About 60 percent of Third World debt is owed to commercial banks, and as more and more have depleted their reserves, they have been unable to meet their payments of interest and capital and have sought rescheduling.
The key Third World debtors are Mexico, Brazil and Argentina, which owe over $200 billion to other countries. A significant portion of that debt will come due within a year. There is little doubt that major banks, many of them American, have overextended themselves in these and other Latin American countries.
As Greenspan suggests, the crisis exists because no one knows whether a rescue operation underwritten by the International Monetary Fund and the major central banks can be organized in time to save the situation. It will require painful austerity programs in the borrowing countries, plus a willingness of the banks, which overeagerly pushed high interest rate loans on the borrowing countries, to stick with their commitments.
A rash pullout by the commercial banks could cause the whole house of cards to collapse. "Well over a hundred banks are loaning to Mexico, for example," Greenspan said. "And a lot of them are short term. There's nothing that says that those loans have to be renewed.
"The danger is that the equivalent of a run could occur, which could create the degree of crisis uncertainty, which would be the type of thing which would lead to a depression."
What can be done to avert a crisis? Belatedly, the United States has joined with its European allies in backing a 50 percent increase in IMF quotas, the deposits of member countries that provide the main source of its lendable funds.

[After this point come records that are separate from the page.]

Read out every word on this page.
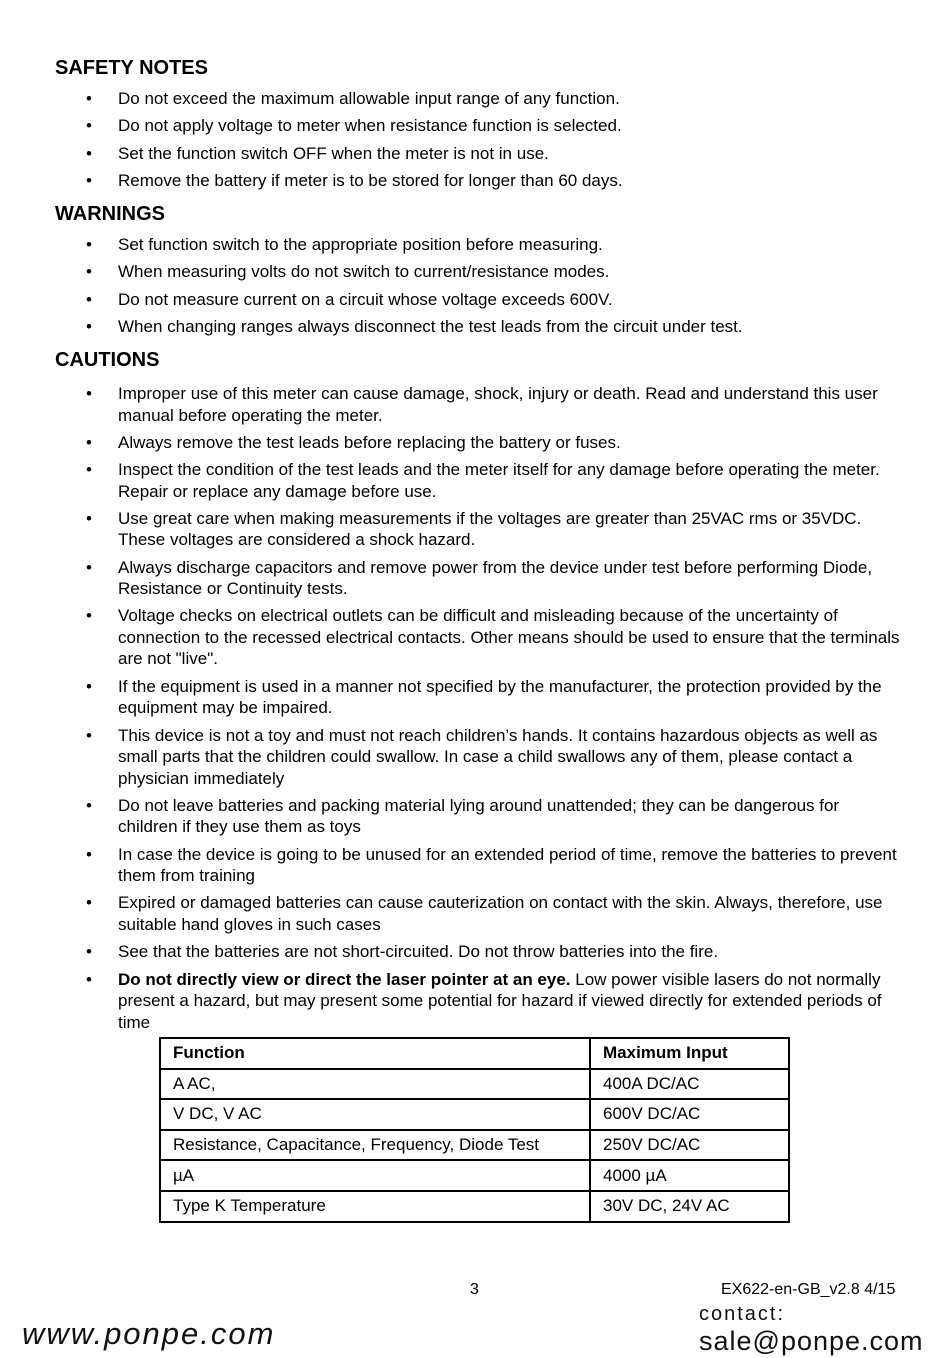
SAFETY NOTES
• Do not exceed the maximum allowable input range of any function.
• Do not apply voltage to meter when resistance function is selected.
• Set the function switch OFF when the meter is not in use.
• Remove the battery if meter is to be stored for longer than 60 days.
WARNINGS
• Set function switch to the appropriate position before measuring.
• When measuring volts do not switch to current/resistance modes.
• Do not measure current on a circuit whose voltage exceeds 600V.
• When changing ranges always disconnect the test leads from the circuit under test.
CAUTIONS
• Improper use of this meter can cause damage, shock, injury or death. Read and understand this user manual before operating the meter.
• Always remove the test leads before replacing the battery or fuses.
• Inspect the condition of the test leads and the meter itself for any damage before operating the meter. Repair or replace any damage before use.
• Use great care when making measurements if the voltages are greater than 25VAC rms or 35VDC. These voltages are considered a shock hazard.
• Always discharge capacitors and remove power from the device under test before performing Diode, Resistance or Continuity tests.
• Voltage checks on electrical outlets can be difficult and misleading because of the uncertainty of connection to the recessed electrical contacts. Other means should be used to ensure that the terminals are not "live".
• If the equipment is used in a manner not specified by the manufacturer, the protection provided by the equipment may be impaired.
• This device is not a toy and must not reach children’s hands. It contains hazardous objects as well as small parts that the children could swallow. In case a child swallows any of them, please contact a physician immediately
• Do not leave batteries and packing material lying around unattended; they can be dangerous for children if they use them as toys
• In case the device is going to be unused for an extended period of time, remove the batteries to prevent them from training
• Expired or damaged batteries can cause cauterization on contact with the skin. Always, therefore, use suitable hand gloves in such cases
• See that the batteries are not short-circuited. Do not throw batteries into the fire.
• Do not directly view or direct the laser pointer at an eye. Low power visible lasers do not normally present a hazard, but may present some potential for hazard if viewed directly for extended periods of time
Function	Maximum Input
A AC,	400A DC/AC
V DC, V AC	600V DC/AC
Resistance, Capacitance, Frequency, Diode Test	250V DC/AC
µA	4000 µA
Type K Temperature	30V DC, 24V AC
3	EX622-en-GB_v2.8 4/15
www.ponpe.com
contact:
sale@ponpe.com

Cynical Europeans suspect that the United States, which all of last year fought such a quota increase, "got religion" because the focus of the debt crisis for the moment has switched from Eastern Europe, where primarily European banks are involved, to Latin America, where American banks are more highly exposed.
Princeton University professor Peter B. Kenen warns that even a 50 percent increase in IMF quotas is not enough for the current crisis, especially if the rich nations delay activating an "emergency fund" for the IMF until 1984. He suggests that IMF reconsider the possibility of borrowing funds from private money markets.
But beyond the repairs that the IMF may be able to manage, something else is clearly needed to rescue the world from economic stagnation.
To stave off what they called the growing threat of "a financial collapse" of the world's economic system, a group of 26 leading economists gathered by the Institute of International Economics here said in a recently published study that the United States and four other major powers must join together to regenerate global economic growth.
Soberly, these economists, representing 14 countries, said there is "no prospect" of an automatic recovery from the current recession and charged there is now "a paralysis of policy" among the major Free World nations.
"There really is some risk of a breakdown in the system, which is apparent when you look at the international dimensions," said Bergsten, director of the Institute.
One of the 26, Morgan Guaranty Trust Senior Vice President Rimmer de Vries, said, "We are all gloomy for 1983. It's pretty much written off. There's nothing much we can do to change 1983. And unless we act now, we may fritter away 1984."
The main recommendation of the Bergsten group was that the United States, Japan, West Germany, the United Kingdom and Canada either take or join in an expansionary move.
"There's a Catch-22 here," economist Kaufman observed wryly last week. "Normally, you'd want to see some expansionary moves in Washington to fight the recession. But when you're talking of a budget deficit that's already $200 billion, how much more expansionary can you make it?"